Jeder Arbeitgeber ist laut §16 BetrAVG verpflichtet, alle drei Jahre laufende Leistungen (Renten, gleich ob Alters-, Invaliden- oder Hinterbliebenenrenten) auf ihre Anpassung an die gestiegenen Lebenshaltungskosten hin zu überprüfen und hierüber nach billigem Ermessen zu entscheiden. Zu berücksichtigen sind dabei die Belange des Versorgungsempfängers und die wirtschaftliche Lage des Arbeitgebers.

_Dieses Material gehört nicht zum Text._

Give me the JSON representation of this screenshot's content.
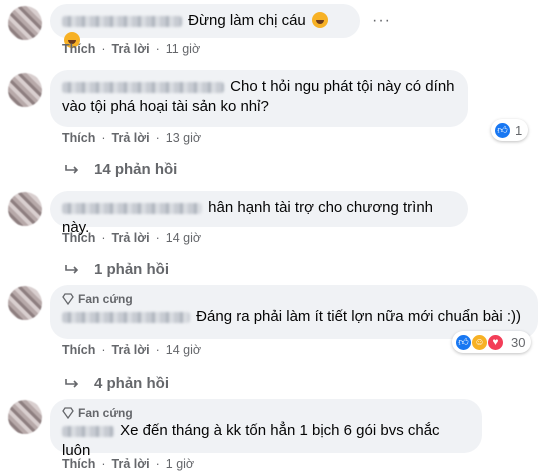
{
  "labels": {
    "like": "Thích",
    "reply": "Trả lời",
    "fan_badge": "Fan cứng"
  },
  "comments": [
    {
      "text": "Đừng làm chị cáu",
      "emoji": [
        "rolling-on-floor-laughing",
        "rolling-on-floor-laughing"
      ],
      "time": "11 giờ"
    },
    {
      "text": "Cho t hỏi ngu phát tội này có dính vào tội phá hoại tài sản ko nhỉ?",
      "time": "13 giờ",
      "reactions": {
        "types": [
          "like"
        ],
        "count": "1"
      },
      "replies": "14 phản hồi"
    },
    {
      "text": "hân hạnh tài trợ cho chương trình này.",
      "time": "14 giờ",
      "replies": "1 phản hồi"
    },
    {
      "text": "Đáng ra phải làm ít tiết lợn nữa mới chuẩn bài :))",
      "time": "14 giờ",
      "reactions": {
        "types": [
          "like",
          "haha",
          "love"
        ],
        "count": "30"
      },
      "replies": "4 phản hồi"
    },
    {
      "text": "Xe đến tháng à kk tốn hẳn 1 bịch 6 gói bvs chắc luôn",
      "time": "1 giờ"
    }
  ],
  "colors": {
    "bubble": "#f0f2f5",
    "muted": "#65676b",
    "like": "#1877f2",
    "haha": "#f7b125",
    "love": "#f33e58"
  }
}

Die Verpflichtung gilt als erfüllt, wenn die Anpassung nicht geringer ist als der Anstieg

1. des Verbraucherpreisindexes für Deutschland oder
2. der Nettolöhne vergleichbarer Arbeitnehmergruppen des Unternehmens
im Prüfungszeitraum.

Wann kann die Anpassungsprüfpflicht entfallen?

Mindestanpassung um 1%

Zusagen unterliegen nicht der Anpassungspflicht, wenn die laufenden Leistungen um mindestens 1% garantiert steigen. Diese Garantie muss bereits bei der Versorgungszusage abgegeben werden.

Direktversicherung und Pensionskasse

Für eine PK oder Direktversicherung auf Rentenbasis (auch Berufsunfähigkeits- und Hinterbliebenenrenten) entfällt die Verpflichtung zur Anpassung, wenn ab Rentenbeginn sämtliche Überschussanteile zur Erhöhung der laufenden Leistungen verwendet werden. Dies gilt auch für schon länger bestehende Verträge.

Beitragszusage mit Mindestleistung (BZML)

Bei einer Beitragszusage mit Mindestleistung entfällt ebenfalls die Anpassungsprüfpflicht.